1 Petit #Fil ou #Thread sur la question des taux de change car les #NAFO et autres demeurés prétendent de 2+2=5. La question des taux de change est assez simple pour toute personne de bonne foi mais doit être regardée avec précision.
2 Soit deux pays (X et Y). Le taux de change (X/Y) est important pour 3 motifs, balance commerciale, financier (balance des capitaux), et fiscal. Mais le taux de change qui compte n’est pas le même pour chaque de ces motifs.
3 Pour la balance commerciale si l’inflation dans X est de 10% et de 0% dans Y, le taux de change étant inchangé, le prix des produits X vendus en Y augmente de 10%, comme si le taux de X avait été réévalué de 10%
4 C’est pour cela que pour la balance commerciale le taux qui importe n’est pas le taux de change nominal (ie le taux de marché) mais le taux de change RÉEL, soit le taux nominal DIVISÉ du rapport d’inflation entre les deux pays.
5 Mais, si X est endetté en monnaie de Y, c’est bien le taux de change nominal qui importe. Tout dépréciation de la monnaie de X par rapport à celle de Y alourdit la charge financière que X doit à Y. Le « risque de change » pèse sur X.
6 Remarquons qu’à l’inverse, si X a émis de la dette dans SA monnaie et qu’elle a été achetée par Y, une dépréciation du taux de change nominal de X par rapport à Y appauvrit Y et ne change rien pour X. Le « risque de change » pèse alors sur Y.
7 Fiscalement, le problème se pose dans le cas d’un pays comme la #Russie. Une part importante des recettes fiscales sont prélevées sur les revenus des exportations de gaz et de pétrole (mécanise de capture de la rente).
8 Ces recettes sont libellées en dollar (USD). Si le Rouble (RR) baisse face au USD, le revenu en RR augmente pour un montant en USD constant. Donc les recettes fiscales calculée sur les revenus d’exportations augmentent.
9 Résumons-nous : Pour la balance commerciale c’est le taux de change réel qui importe. Pour la balance des capitaux, c’est le taux nominal. Pour les recettes fiscales, c’est aussi le taux nominal.
10 Reprenons le raisonnement sur la balance commerciale. Quand la monnaie de X baisse par rapport à Y en taux réel les exportations ce X coûtent moins (et sont + compétitives) et les importations de X coûtent plus.
11 Mais, le volume vendu (et acheté) varie-t-il également, plus ou moins, que sa valeur au taux de change réel ? Dans le cas des produits de première nécessité (pour les entreprises et les ménages), le volume varie moins que le prix en termes réels.

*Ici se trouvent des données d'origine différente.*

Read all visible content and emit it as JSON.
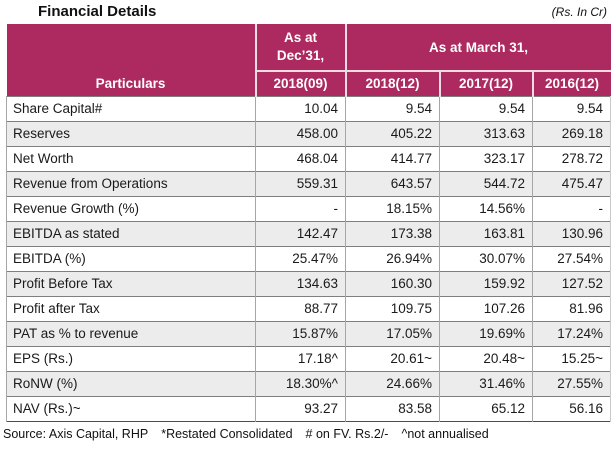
{
  "page": {
    "title": "Financial Details",
    "unit_note": "(Rs. In Cr)"
  },
  "table": {
    "header": {
      "particulars_label": "Particulars",
      "dec_group_line1": "As at",
      "dec_group_line2": "Dec’31,",
      "march_group": "As at March 31,",
      "year_cols": [
        "2018(09)",
        "2018(12)",
        "2017(12)",
        "2016(12)"
      ]
    },
    "rows": [
      {
        "label": "Share Capital#",
        "values": [
          "10.04",
          "9.54",
          "9.54",
          "9.54"
        ]
      },
      {
        "label": "Reserves",
        "values": [
          "458.00",
          "405.22",
          "313.63",
          "269.18"
        ]
      },
      {
        "label": "Net Worth",
        "values": [
          "468.04",
          "414.77",
          "323.17",
          "278.72"
        ]
      },
      {
        "label": "Revenue from Operations",
        "values": [
          "559.31",
          "643.57",
          "544.72",
          "475.47"
        ]
      },
      {
        "label": "Revenue Growth (%)",
        "values": [
          "-",
          "18.15%",
          "14.56%",
          "-"
        ]
      },
      {
        "label": "EBITDA as stated",
        "values": [
          "142.47",
          "173.38",
          "163.81",
          "130.96"
        ]
      },
      {
        "label": "EBITDA (%)",
        "values": [
          "25.47%",
          "26.94%",
          "30.07%",
          "27.54%"
        ]
      },
      {
        "label": "Profit Before Tax",
        "values": [
          "134.63",
          "160.30",
          "159.92",
          "127.52"
        ]
      },
      {
        "label": "Profit after Tax",
        "values": [
          "88.77",
          "109.75",
          "107.26",
          "81.96"
        ]
      },
      {
        "label": "PAT as % to revenue",
        "values": [
          "15.87%",
          "17.05%",
          "19.69%",
          "17.24%"
        ]
      },
      {
        "label": "EPS (Rs.)",
        "values": [
          "17.18^",
          "20.61~",
          "20.48~",
          "15.25~"
        ]
      },
      {
        "label": "RoNW (%)",
        "values": [
          "18.30%^",
          "24.66%",
          "31.46%",
          "27.55%"
        ]
      },
      {
        "label": "NAV (Rs.)~",
        "values": [
          "93.27",
          "83.58",
          "65.12",
          "56.16"
        ]
      }
    ]
  },
  "footer": {
    "segments": [
      "Source: Axis Capital, RHP",
      "*Restated Consolidated",
      "# on FV. Rs.2/-",
      "^not annualised"
    ]
  },
  "colors": {
    "header_bg": "#AC2A5F",
    "header_text": "#FFFFFF",
    "header_divider": "#EEDCE5",
    "row_alt_bg": "#EDECEC",
    "grid_line_horizontal": "#7F7F7F",
    "grid_line_vertical": "#A6A6A6",
    "title_text": "#111111"
  }
}
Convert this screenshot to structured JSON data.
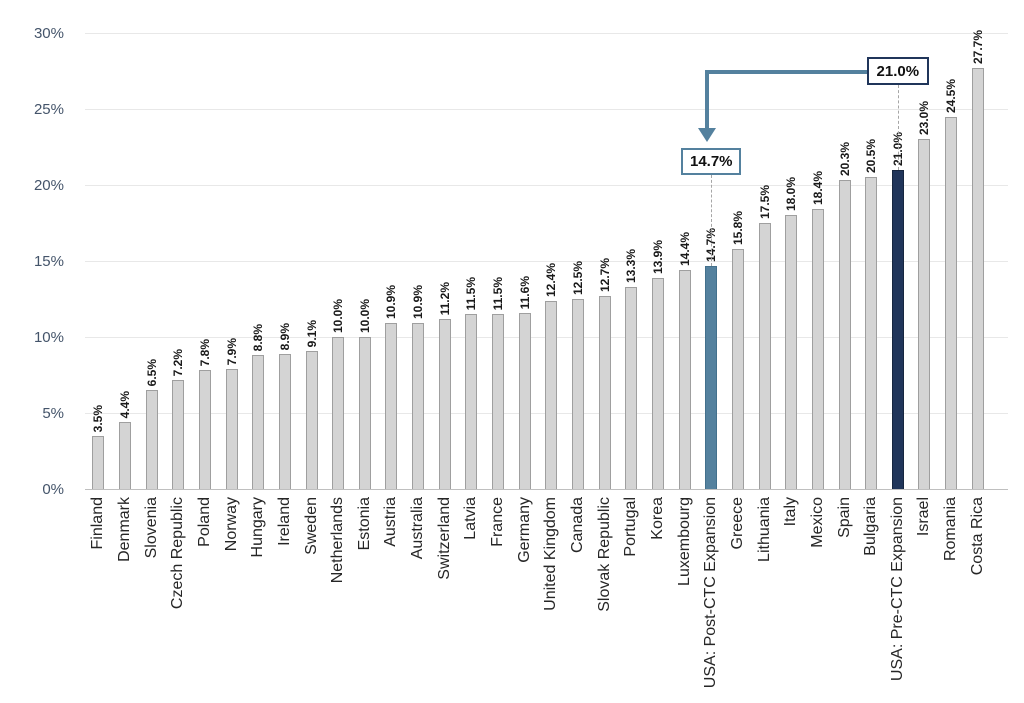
{
  "chart_data": {
    "type": "bar",
    "yticks": [
      "0%",
      "5%",
      "10%",
      "15%",
      "20%",
      "25%",
      "30%"
    ],
    "ylim": [
      0,
      30
    ],
    "unit": "percent",
    "grid": "horizontal",
    "categories": [
      "Finland",
      "Denmark",
      "Slovenia",
      "Czech Republic",
      "Poland",
      "Norway",
      "Hungary",
      "Ireland",
      "Sweden",
      "Netherlands",
      "Estonia",
      "Austria",
      "Australia",
      "Switzerland",
      "Latvia",
      "France",
      "Germany",
      "United Kingdom",
      "Canada",
      "Slovak Republic",
      "Portugal",
      "Korea",
      "Luxembourg",
      "USA: Post-CTC Expansion",
      "Greece",
      "Lithuania",
      "Italy",
      "Mexico",
      "Spain",
      "Bulgaria",
      "USA: Pre-CTC Expansion",
      "Israel",
      "Romania",
      "Costa Rica"
    ],
    "values": [
      3.5,
      4.4,
      6.5,
      7.2,
      7.8,
      7.9,
      8.8,
      8.9,
      9.1,
      10.0,
      10.0,
      10.9,
      10.9,
      11.2,
      11.5,
      11.5,
      11.6,
      12.4,
      12.5,
      12.7,
      13.3,
      13.9,
      14.4,
      14.7,
      15.8,
      17.5,
      18.0,
      18.4,
      20.3,
      20.5,
      21.0,
      23.0,
      24.5,
      27.7
    ],
    "value_labels": [
      "3.5%",
      "4.4%",
      "6.5%",
      "7.2%",
      "7.8%",
      "7.9%",
      "8.8%",
      "8.9%",
      "9.1%",
      "10.0%",
      "10.0%",
      "10.9%",
      "10.9%",
      "11.2%",
      "11.5%",
      "11.5%",
      "11.6%",
      "12.4%",
      "12.5%",
      "12.7%",
      "13.3%",
      "13.9%",
      "14.4%",
      "14.7%",
      "15.8%",
      "17.5%",
      "18.0%",
      "18.4%",
      "20.3%",
      "20.5%",
      "21.0%",
      "23.0%",
      "24.5%",
      "27.7%"
    ],
    "highlights": [
      {
        "index": 23,
        "label": "USA: Post-CTC Expansion",
        "color": "#54819e",
        "border": "#43708c"
      },
      {
        "index": 30,
        "label": "USA: Pre-CTC Expansion",
        "color": "#20355a",
        "border": "#16263f"
      }
    ],
    "annotations": [
      {
        "label": "14.7%",
        "index": 23,
        "border_color": "#54819e"
      },
      {
        "label": "21.0%",
        "index": 30,
        "border_color": "#20355a"
      }
    ],
    "arrow": {
      "from_index": 30,
      "to_index": 23,
      "color": "#54819e"
    },
    "colors": {
      "bar_fill": "#d4d4d4",
      "bar_border": "#9f9f9f",
      "gridline": "#e8e8e8",
      "axis_line": "#bfbfbf",
      "leader_line": "#a6a6a6",
      "ytick_text": "#44546a",
      "category_text": "#262626",
      "value_text": "#1a1a1a",
      "background": "#ffffff"
    }
  }
}
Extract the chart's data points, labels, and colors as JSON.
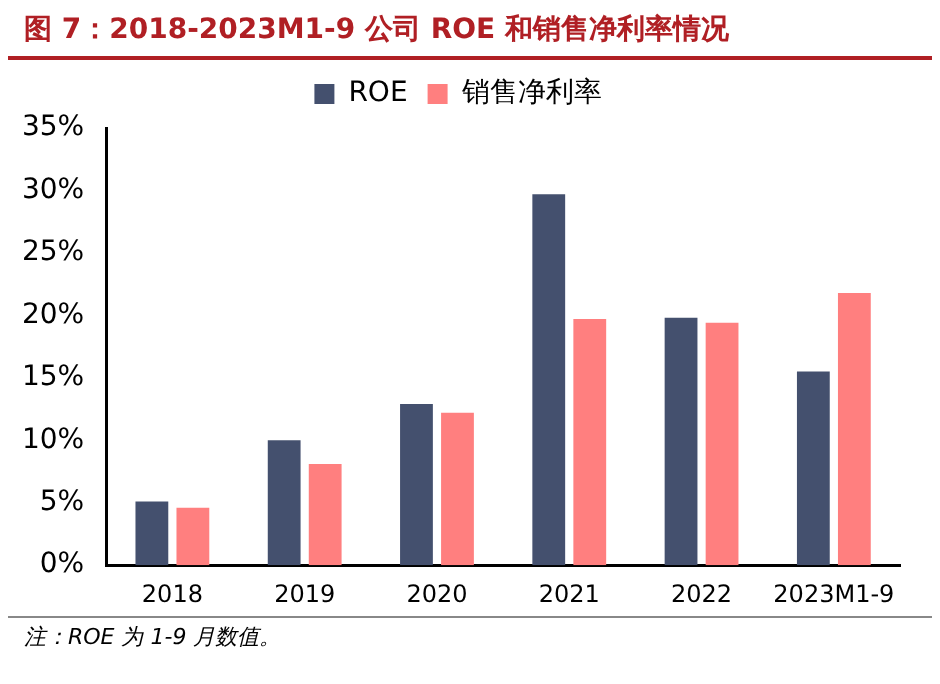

12 On dit alors que l’élasticité-prix est INFÉRIEURE à 1. Pour les produits autres (et soumis à forte concurrence) le volume varie PLUS que le prix réel. On dit que l’élasticité-prix est SUPÉRIEURE à 1.
13 Pour la #Russie elle exporte des matières premières (élasticité <1) mais aussi des produits semi-finis (chimie, métallurgie) et des produits manufacturés (matériel de transport, armes) dont l’élasticité est >1.
14 Dans le cas de la #Russie les exportations de matières premières restent encore libellées en partie en USD. La baisse NOMINALE du RR face au USD modifie peu les volumes mais a un grand intérêt pour les recettes fiscales.
15 Mais le commerce avec la #CHINE et les #BRICS est de + en + important. Et une partie de ce commerce se fait en YUAN (CYU) et non en USD. C’est en particulier le cas des importations russes (machines et équipement) dont l’élasticité est >1
16 On voit qu’une dépréciation en termes réels du RR face au CYU pénaliserait les importations russes qui sont nécessaires pour le développement de son industrie (et pour la consommation des ménages).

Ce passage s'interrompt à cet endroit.